Tutti con l'obiettivo di conquistare i campi della scienza e della conoscenza per metterli al servizio di un mondo migliore . "Nessuno sarebbe a favore di questo se lo vedesse", dice un amico di Ed.
In una delle scene del documentario , Ed invita a casa sua la sua ristretta cerchia di amici e Jenny e Giovanna Constantini della Foundation for Advice and Action in Defense of Animals (FAADA), l'associazione che ha prodotto il documentario.
Dopo una vivace cena in cui hanno preparato anche piatti vegani da provare per i commensali, solo i più coraggiosi sono rimasti a guardare alcuni video su fattorie e macelli . Senza mostrare immagini esplicite del processo, Ed confessa che ciò che più lo ha colpito dei macellatori e degli allevatori è il modo "in cui si riferiscono agli animali, considerandoli prima di tutto oggetti produttivi".
Una domanda imbarazzante
Ed ora adora la frittata di patate senza uova e sta incorporando nuove abitudini alimentari : "Ho scoperto cose apparentemente così comuni (ma non consumate prima) come lo zenzero, l'avocado o deliziose ricette con le lenticchie".

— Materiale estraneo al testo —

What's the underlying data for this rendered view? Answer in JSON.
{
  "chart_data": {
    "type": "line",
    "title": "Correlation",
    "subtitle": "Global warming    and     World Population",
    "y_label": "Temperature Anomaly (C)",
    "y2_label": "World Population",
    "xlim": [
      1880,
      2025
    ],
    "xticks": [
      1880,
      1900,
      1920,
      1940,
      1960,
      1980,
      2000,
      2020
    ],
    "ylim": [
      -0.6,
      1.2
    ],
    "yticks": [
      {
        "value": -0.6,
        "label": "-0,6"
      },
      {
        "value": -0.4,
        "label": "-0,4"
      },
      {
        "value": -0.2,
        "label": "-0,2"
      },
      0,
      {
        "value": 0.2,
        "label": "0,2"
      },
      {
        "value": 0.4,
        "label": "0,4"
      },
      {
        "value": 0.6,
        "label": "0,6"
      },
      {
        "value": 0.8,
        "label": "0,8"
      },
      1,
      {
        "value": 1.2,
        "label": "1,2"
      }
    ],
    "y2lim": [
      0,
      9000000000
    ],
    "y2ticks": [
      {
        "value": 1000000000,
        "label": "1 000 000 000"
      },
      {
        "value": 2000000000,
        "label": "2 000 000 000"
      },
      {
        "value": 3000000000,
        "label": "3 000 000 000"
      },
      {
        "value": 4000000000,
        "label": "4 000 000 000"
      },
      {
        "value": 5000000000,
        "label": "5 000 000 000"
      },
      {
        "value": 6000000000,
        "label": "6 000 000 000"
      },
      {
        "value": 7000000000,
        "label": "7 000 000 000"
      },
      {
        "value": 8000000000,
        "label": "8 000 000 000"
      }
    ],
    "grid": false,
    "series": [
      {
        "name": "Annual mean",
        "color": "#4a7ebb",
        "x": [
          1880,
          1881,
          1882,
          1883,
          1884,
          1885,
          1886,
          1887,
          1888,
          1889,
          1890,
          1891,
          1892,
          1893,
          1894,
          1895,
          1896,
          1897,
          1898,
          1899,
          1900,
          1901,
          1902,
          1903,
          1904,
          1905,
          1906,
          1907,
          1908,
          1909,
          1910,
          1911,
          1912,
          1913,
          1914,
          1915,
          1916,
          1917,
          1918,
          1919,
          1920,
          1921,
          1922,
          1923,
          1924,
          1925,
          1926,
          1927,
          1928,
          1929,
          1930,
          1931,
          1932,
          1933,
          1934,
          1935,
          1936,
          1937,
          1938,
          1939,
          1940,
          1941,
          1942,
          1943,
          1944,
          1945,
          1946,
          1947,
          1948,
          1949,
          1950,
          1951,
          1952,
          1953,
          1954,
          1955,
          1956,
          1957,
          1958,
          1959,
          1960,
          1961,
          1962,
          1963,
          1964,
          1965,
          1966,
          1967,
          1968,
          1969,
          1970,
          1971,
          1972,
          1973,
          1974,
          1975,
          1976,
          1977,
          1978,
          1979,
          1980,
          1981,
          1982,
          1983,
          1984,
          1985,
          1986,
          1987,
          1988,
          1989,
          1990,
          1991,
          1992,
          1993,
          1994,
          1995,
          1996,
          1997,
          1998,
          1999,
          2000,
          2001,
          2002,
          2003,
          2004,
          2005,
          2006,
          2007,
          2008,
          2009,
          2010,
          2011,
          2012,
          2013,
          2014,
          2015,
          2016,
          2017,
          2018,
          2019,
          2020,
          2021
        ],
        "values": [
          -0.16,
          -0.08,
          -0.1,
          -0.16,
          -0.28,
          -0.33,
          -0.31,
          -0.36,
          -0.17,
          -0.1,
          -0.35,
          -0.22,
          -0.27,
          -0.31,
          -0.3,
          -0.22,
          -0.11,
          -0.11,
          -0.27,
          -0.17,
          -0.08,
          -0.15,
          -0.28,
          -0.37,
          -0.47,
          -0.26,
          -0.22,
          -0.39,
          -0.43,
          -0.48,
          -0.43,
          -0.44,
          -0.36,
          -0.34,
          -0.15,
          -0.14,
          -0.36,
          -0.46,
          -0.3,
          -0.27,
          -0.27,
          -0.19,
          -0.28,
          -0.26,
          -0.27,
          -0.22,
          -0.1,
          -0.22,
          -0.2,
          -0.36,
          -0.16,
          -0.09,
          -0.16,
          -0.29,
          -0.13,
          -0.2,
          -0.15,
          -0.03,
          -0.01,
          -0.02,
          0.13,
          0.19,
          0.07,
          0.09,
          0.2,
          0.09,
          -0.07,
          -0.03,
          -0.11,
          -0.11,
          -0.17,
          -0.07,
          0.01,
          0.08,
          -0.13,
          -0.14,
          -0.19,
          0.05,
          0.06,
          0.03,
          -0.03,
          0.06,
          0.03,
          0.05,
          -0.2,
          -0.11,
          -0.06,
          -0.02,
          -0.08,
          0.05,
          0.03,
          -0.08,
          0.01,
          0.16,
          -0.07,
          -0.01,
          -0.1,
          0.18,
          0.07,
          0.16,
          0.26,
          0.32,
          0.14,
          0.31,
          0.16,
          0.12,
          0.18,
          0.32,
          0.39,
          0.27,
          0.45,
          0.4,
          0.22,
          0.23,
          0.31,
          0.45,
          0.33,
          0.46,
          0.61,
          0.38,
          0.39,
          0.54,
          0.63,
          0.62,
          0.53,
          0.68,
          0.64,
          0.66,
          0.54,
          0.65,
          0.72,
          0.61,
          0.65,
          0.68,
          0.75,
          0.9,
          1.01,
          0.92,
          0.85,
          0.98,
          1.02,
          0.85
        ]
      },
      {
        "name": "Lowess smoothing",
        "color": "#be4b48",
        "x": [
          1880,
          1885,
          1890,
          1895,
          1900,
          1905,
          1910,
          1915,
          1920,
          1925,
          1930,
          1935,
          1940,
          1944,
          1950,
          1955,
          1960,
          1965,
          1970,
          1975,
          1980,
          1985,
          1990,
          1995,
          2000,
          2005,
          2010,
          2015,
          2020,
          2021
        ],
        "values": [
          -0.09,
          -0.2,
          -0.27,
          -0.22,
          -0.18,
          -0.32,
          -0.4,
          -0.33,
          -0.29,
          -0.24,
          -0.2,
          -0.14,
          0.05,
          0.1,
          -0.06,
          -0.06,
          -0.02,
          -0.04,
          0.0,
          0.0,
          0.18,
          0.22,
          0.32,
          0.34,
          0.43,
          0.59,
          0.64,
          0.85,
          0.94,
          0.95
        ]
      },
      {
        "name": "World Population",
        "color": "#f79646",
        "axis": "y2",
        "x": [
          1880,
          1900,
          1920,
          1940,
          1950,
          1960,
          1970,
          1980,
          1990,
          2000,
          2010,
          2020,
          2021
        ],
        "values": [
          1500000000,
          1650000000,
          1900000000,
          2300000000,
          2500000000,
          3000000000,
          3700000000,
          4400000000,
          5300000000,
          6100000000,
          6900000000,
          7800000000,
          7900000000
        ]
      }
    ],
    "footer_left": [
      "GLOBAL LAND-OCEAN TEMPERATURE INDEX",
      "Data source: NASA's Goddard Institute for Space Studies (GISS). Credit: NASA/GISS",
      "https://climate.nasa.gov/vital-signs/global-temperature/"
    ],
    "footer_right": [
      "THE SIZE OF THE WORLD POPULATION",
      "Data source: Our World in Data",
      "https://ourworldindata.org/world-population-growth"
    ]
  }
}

Il documentario non ricama senza filo, e anche una delle decisioni che Ed ha inteso come valide fin dall'inizio - Lasciare un cane o un gatto in un rifugio per animali come atto di considerazione e gentilezza - Jenny, la sua antagonista, la si domanda con fermezza: "lasciare il cane nel canile è abbandonare lo stesso".
Ed poi ricorda il suo cane Sammy, la cui custodia ha dato ad alcuni amici, e inizia a capire che non sarebbe mai stato in grado di mangiare braciole di maiale Sammy o crocchette di pollo Sammy. Il regista, proprio come rifletté la dottoressa Melanie Joy all'epoca, si pone la stessa domanda che, si spera, anche lo spettatore riceverà:
Perché mangiamo alcuni animali e non altri?
Empathy è stato prodotto dalla Foundation for Assistance and Advice on Animal Rights (FAADA) e dalla società di produzione La Diferencia. È stato presentato in anteprima il 7 aprile nei cinema di Madrid, Saragozza, Alicante, Barcellona, Las Palmas, Lleida o Valencia e vogliono portarlo in quante più città possibile.
Dalla FAADA sono contenti dell'accoglienza del documentario. Il suo direttore, Carla Cornellá, sa che "le azioni a beneficio degli animali avranno più successo se verranno promosse soluzioni strategiche a vantaggio di tutte le parti coinvolte e se i conflitti verranno risolti con rispetto e cooperazione".
E conclude: "Invitiamo le persone a impegnarsi per cambiare le loro abitudini di vita e vogliamo accompagnarle nel processo attraverso le risorse sul nostro sito web ACTÚA: faada.org/actua".